Additionally, red wine may contain various compounds in addition to alcohol that could relax blood vessel walls and prevent the oxidation of low-density lipoprotein (LDL, “bad” cholesterol), a key early step in the formation of cholesterol-filled plaque. These substances are called polyphenols, including a specific type called flavonoids that impart the unique color and taste of wine. Flavonoids are found in other plant foods like blueberries, strawberries, apples, onions, dark chocolate, and tea. Some polyphenols specific to red wine include resveratrol, quercetin, and epicatechins. Red wine tends to receive more attention than white wine because it contains about 10 times the amount of polyphenols. However, there may be other active compounds in white wine that offer a cardioprotective effect.
Due to the health benefits from wine that are often attributed to its polyphenol content, research has looked at dealcoholized wine. This type of wine undergoes fermentation, after which the ethanol is filtered out, but the polyphenol content is preserved. Small studies in individuals with heart disease risk factors found that dealcoholized wine helped to reduce insulin resistance and increase levels of nitric oxide, which helps blood vessels to relax and thereby lower blood pressure.
BEER it in Mind
Beer, however, may have gotten a bad rap. A study in 2006 indicates that grocery store purchases in Denmark found that people who bought wine also tended to buy more fruits, vegetables, and other healthy foods than people who bought beer. Expert speculations implied that the average wine drinker may eat healthier than the average beer drinker. If true, that could explain many of the health advantages associated with wine.
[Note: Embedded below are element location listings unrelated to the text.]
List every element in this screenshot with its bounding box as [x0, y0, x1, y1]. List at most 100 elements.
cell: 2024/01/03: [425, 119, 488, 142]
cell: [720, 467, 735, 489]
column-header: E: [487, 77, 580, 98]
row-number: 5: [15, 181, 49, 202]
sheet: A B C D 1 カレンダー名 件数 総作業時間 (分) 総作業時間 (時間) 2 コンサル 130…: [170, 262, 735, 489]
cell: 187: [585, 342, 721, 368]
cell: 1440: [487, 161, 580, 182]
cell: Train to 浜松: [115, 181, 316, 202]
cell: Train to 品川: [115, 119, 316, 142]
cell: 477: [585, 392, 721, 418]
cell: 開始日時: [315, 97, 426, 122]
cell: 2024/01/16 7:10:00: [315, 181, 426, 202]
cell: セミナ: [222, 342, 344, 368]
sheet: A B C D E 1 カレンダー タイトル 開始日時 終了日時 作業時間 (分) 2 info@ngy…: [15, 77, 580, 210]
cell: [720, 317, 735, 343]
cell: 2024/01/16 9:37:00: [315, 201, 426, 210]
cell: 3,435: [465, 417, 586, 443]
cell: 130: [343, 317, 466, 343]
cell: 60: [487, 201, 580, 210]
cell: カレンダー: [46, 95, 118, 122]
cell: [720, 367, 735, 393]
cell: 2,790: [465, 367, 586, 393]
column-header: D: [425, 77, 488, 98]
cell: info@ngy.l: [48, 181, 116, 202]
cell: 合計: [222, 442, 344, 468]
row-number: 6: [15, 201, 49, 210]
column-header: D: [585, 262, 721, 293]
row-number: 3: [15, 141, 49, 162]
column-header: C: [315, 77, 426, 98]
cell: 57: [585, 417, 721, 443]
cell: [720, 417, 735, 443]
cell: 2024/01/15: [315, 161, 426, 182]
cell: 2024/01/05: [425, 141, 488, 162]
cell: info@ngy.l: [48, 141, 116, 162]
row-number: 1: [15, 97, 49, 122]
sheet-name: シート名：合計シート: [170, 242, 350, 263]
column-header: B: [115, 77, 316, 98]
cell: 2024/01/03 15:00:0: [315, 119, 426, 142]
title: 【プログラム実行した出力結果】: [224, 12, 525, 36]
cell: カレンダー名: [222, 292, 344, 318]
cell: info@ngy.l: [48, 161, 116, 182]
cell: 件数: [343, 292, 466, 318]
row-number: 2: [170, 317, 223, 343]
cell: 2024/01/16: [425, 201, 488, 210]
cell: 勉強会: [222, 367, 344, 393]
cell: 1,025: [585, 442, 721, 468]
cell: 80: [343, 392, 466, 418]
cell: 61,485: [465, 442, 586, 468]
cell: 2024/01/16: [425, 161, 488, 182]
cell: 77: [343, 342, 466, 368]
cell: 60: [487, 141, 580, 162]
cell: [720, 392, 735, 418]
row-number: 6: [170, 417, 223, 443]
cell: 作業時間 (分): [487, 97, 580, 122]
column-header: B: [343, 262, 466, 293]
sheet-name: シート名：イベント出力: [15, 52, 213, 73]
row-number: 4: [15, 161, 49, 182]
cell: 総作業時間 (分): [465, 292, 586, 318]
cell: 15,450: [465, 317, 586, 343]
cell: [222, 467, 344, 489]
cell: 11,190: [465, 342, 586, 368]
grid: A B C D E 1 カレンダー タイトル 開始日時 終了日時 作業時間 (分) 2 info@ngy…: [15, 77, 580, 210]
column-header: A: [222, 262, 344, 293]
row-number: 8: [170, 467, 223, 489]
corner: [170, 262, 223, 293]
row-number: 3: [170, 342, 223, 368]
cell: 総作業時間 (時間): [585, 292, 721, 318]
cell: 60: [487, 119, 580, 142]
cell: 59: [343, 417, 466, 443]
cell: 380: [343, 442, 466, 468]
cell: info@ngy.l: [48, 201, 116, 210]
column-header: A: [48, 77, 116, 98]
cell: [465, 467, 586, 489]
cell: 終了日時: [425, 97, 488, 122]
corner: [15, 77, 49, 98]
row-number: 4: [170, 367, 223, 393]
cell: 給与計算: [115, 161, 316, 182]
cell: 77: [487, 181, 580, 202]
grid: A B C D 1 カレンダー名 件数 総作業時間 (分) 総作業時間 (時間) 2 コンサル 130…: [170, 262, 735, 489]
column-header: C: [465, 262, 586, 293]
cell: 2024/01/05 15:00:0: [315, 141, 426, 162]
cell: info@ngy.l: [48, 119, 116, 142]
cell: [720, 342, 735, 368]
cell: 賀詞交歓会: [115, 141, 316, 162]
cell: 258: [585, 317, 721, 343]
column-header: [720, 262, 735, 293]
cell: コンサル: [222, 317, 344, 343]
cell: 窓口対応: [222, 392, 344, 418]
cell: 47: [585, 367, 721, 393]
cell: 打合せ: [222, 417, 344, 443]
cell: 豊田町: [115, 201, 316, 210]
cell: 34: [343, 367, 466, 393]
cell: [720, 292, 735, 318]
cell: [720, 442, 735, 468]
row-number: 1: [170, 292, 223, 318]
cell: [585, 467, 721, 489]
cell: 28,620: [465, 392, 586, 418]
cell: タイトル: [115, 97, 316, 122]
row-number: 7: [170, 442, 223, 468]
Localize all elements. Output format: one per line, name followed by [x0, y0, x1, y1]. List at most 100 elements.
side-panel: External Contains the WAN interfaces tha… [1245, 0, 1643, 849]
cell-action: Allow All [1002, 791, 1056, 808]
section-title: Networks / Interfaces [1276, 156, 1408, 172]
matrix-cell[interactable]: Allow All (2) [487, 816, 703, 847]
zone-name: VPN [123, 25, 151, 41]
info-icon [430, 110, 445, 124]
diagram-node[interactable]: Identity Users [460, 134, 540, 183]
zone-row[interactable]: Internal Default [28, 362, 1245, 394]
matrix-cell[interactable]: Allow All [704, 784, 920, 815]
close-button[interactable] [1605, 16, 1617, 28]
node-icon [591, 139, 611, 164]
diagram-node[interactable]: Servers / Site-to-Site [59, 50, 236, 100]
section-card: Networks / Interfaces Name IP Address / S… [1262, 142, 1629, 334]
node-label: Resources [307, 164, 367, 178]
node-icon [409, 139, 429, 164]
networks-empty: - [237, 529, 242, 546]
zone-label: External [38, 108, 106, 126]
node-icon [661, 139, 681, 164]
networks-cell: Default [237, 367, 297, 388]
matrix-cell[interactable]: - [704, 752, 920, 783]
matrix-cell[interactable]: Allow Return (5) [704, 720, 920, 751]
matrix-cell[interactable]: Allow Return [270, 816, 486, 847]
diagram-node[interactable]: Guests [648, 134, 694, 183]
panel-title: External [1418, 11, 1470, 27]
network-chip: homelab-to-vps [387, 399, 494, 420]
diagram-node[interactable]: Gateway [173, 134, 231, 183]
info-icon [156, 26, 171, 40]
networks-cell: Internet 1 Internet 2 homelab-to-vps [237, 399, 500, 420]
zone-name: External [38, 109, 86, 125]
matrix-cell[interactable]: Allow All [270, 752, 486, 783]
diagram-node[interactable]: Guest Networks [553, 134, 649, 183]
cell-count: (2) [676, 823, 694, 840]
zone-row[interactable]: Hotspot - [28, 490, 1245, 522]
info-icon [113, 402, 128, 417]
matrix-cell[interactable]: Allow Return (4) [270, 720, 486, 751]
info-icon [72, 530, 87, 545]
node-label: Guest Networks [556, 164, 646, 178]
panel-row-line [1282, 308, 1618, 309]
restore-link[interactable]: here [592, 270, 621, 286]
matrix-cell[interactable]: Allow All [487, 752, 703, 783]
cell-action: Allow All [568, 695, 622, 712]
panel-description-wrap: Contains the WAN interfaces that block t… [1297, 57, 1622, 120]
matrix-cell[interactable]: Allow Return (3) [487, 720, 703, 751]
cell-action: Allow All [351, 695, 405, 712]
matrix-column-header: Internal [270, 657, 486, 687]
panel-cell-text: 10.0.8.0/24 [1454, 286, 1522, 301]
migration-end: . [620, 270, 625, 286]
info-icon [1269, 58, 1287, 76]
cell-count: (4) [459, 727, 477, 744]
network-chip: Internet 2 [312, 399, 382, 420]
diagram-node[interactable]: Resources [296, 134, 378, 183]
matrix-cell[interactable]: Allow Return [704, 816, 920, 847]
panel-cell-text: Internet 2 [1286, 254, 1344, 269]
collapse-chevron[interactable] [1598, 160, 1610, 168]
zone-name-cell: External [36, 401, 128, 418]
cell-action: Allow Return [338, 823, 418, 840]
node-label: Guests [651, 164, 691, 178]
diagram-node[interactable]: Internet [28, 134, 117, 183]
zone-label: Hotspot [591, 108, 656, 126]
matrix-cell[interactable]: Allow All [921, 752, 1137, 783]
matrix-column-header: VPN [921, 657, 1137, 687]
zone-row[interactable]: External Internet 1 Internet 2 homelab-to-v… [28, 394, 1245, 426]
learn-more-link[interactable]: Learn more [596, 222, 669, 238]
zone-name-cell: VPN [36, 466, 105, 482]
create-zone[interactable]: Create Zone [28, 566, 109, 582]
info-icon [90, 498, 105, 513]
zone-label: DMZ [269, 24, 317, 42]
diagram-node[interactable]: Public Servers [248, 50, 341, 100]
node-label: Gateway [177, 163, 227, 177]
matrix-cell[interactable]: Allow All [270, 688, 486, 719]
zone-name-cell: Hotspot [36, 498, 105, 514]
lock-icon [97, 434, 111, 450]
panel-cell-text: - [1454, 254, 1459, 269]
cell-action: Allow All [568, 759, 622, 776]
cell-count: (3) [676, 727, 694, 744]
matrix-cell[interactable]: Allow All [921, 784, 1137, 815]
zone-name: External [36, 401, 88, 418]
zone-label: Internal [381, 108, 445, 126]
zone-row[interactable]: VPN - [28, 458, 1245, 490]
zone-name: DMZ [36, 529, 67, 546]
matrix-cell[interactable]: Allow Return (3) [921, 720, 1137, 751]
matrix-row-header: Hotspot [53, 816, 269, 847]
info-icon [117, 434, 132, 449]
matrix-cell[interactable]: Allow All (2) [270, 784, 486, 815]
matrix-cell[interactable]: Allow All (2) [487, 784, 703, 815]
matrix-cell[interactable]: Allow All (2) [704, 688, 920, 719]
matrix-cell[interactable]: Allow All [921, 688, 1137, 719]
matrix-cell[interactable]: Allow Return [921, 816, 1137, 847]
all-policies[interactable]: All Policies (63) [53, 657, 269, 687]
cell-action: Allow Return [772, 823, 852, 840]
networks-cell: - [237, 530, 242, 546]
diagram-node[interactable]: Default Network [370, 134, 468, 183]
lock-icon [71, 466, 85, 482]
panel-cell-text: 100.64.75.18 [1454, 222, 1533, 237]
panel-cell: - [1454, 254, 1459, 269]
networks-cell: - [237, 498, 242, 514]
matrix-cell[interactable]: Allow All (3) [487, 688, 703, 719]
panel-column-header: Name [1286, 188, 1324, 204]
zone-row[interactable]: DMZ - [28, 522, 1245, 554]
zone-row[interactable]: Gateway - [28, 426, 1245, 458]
More recent research shows that controls for diet and other lifestyle variables concluded that drinking moderate amounts of beer—usually defined as one per day for women and two for men—offers the same heart-health benefits as a similar amount of wine.
Beer consists of similar phenolic compounds as red wine but in lower amounts, including quercetin, epicatechins, and gallic acid. [8, 9] About 70-80% of polyphenols in beer come from barley malt, and another 20-30% from hops, the flowers from the hop plant.
Bear in mind that the amount of polyphenols in alcohol is modest and only contributes a small amount to the total amount of polyphenols found in a wide variety of plant foods. For example, increasing one’s intake from one to two servings daily of tea, coffee, berries, onions, or apples provides a much higher amount of polyphenols than having an extra glass of red wine.
The true health benefit of alcohol is not likely its polyphenol content but the effects of ethanol itself.
While the calories can add up, beer offers significant nutritional value. A number of explicit studies suggest that beer is widely the world’s most consumed alcoholic beverage. Wine, on the other hand, has fewer calories and antioxidants but that doesn’t necessarily make for a healthier drink. Despite the widespread belief that red wine is good for your heart, a study published in JAMA Internal Medicine was unable to find any link between resveratrol consumption & cardiovascular disease. Potentially, most benefits are only found in red wine.